RUNBOOK
Interpret a dashboard absence
Why the dashboard sometimes shows all “—”, and how to read the real state.
Two views of one ledger
The dashboard renders constellation/state.json, a generated evidence ledger (ADR 0011). It has two forms:
- the committed snapshot is deliberately bare — it is machine-reproducible, so it does not read the member repos. Every per-member fact (channel, release, wired, conformant, docs) reads
—/absent. This is identical on every machine and in CI's bare clone, which is what letscollect --checkgate drift. - the observed view reads the materialized siblings and carries the real values. The published site regenerates this at deploy time, so the live
/dashboardshows the truth. The deploy also runs the runtime-endpoint probe (ATLAS_COLLECT_PROBE=1, atlas#523): for each system with a configured live node (constellation/runtime.json) it reads the node's own attestation — endpoint admitted means the node's self-assertedendpoint(<system>, <url>)fact is admitted into its record. In the committed snapshot the node link appears unprobed.

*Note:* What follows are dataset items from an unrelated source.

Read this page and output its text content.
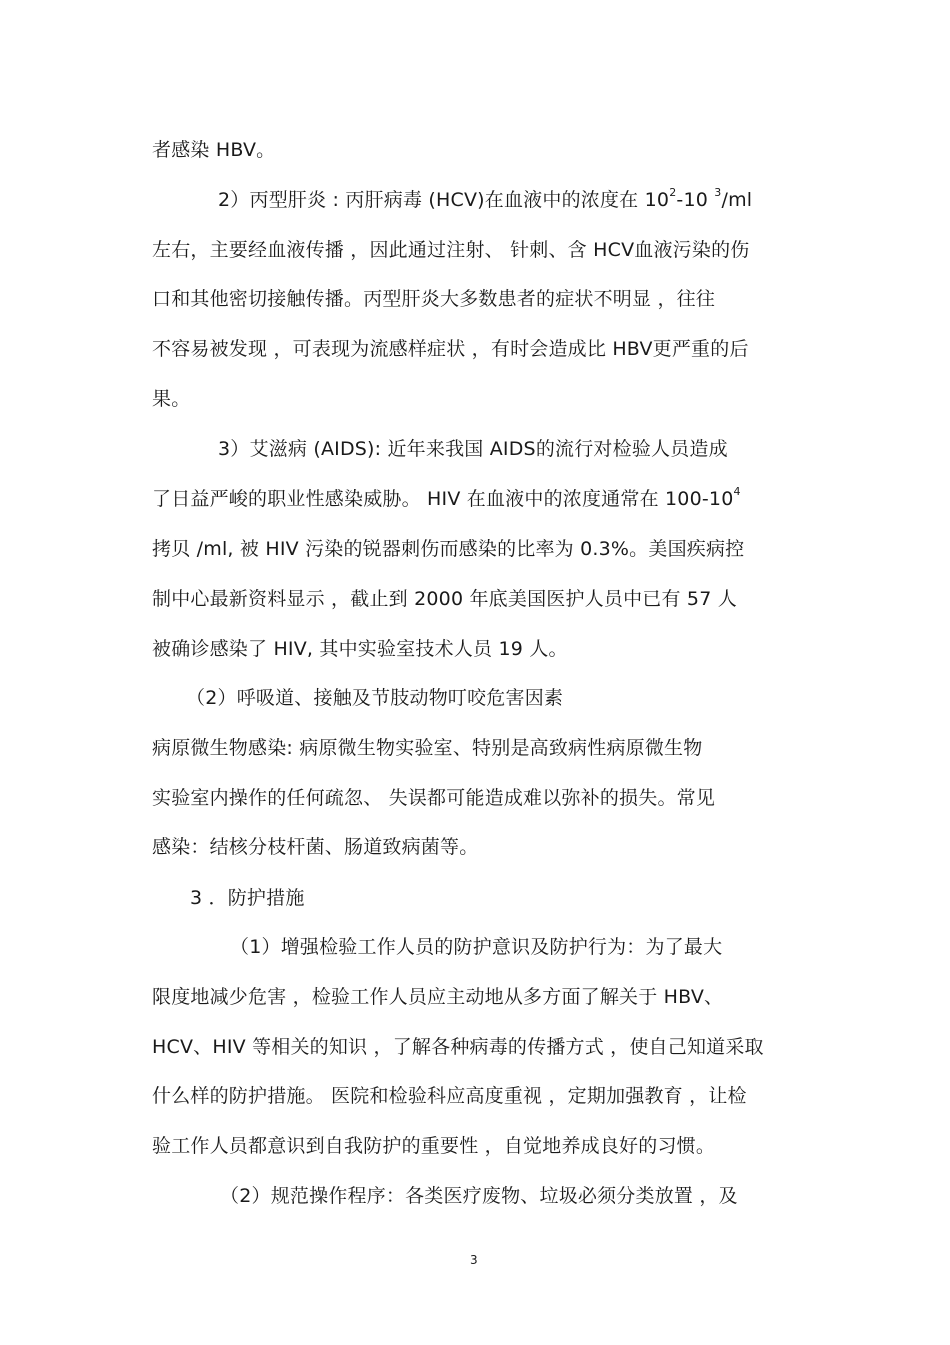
者感染 HBV。
2）丙型肝炎 : 丙肝病毒 (HCV)在血液中的浓度在 $10^2-10$ $^3$/ml
左右，主要经血液传播 ，因此通过注射、 针刺、含 HCV血液污染的伤
口和其他密切接触传播。丙型肝炎大多数患者的症状不明显 ，往往
不容易被发现 ，可表现为流感样症状 ，有时会造成比 HBV更严重的后
果。
3）艾滋病 (AIDS): 近年来我国 AIDS的流行对检验人员造成
了日益严峻的职业性感染威胁。 HIV 在血液中的浓度通常在 $100-10^4$
拷贝 /ml, 被 HIV 污染的锐器刺伤而感染的比率为 0.3%。美国疾病控
制中心最新资料显示 ，截止到 2000 年底美国医护人员中已有 57 人
被确诊感染了 HIV, 其中实验室技术人员 19 人。
（2）呼吸道、接触及节肢动物叮咬危害因素
病原微生物感染: 病原微生物实验室、特别是高致病性病原微生物
实验室内操作的任何疏忽、 失误都可能造成难以弥补的损失。常见
感染：结核分枝杆菌、肠道致病菌等。
3 ．防护措施
（1）增强检验工作人员的防护意识及防护行为：为了最大
限度地减少危害 ，检验工作人员应主动地从多方面了解关于 HBV、
HCV、HIV 等相关的知识 ，了解各种病毒的传播方式 ，使自己知道采取
什么样的防护措施。 医院和检验科应高度重视 ，定期加强教育 ，让检
验工作人员都意识到自我防护的重要性 ，自觉地养成良好的习惯。
（2）规范操作程序：各类医疗废物、垃圾必须分类放置 ，及
3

So a wall of — is not "everything is broken" — it means "this snapshot didn't read the member repos."
Steps
Read the live page, not a local build — the deploy regenerates the observed view. On the live site you'll see real
channel edge / current yes / wired yes / conformant no / docs present.Trust the Violations panel as the health signal: "None — every collected fact holds" means every fact that was collected is consistent.
Regenerate the observed view locally (needs the siblings checked out beside atlas):
ATLAS_COLLECT_OBSERVE=1 node bin/atlas.mjs constellation collect # add --probe for the runtime nodes git checkout -- constellation/ # restore the bare committed snapshot afterward
Notes
- Never commit the observed
state.json— the committed file must stay bare, orcollect --checkwill see machine-dependent drift. - A draft or downstream member legitimately has no substrate facts yet; an absence there is expected, not a regression.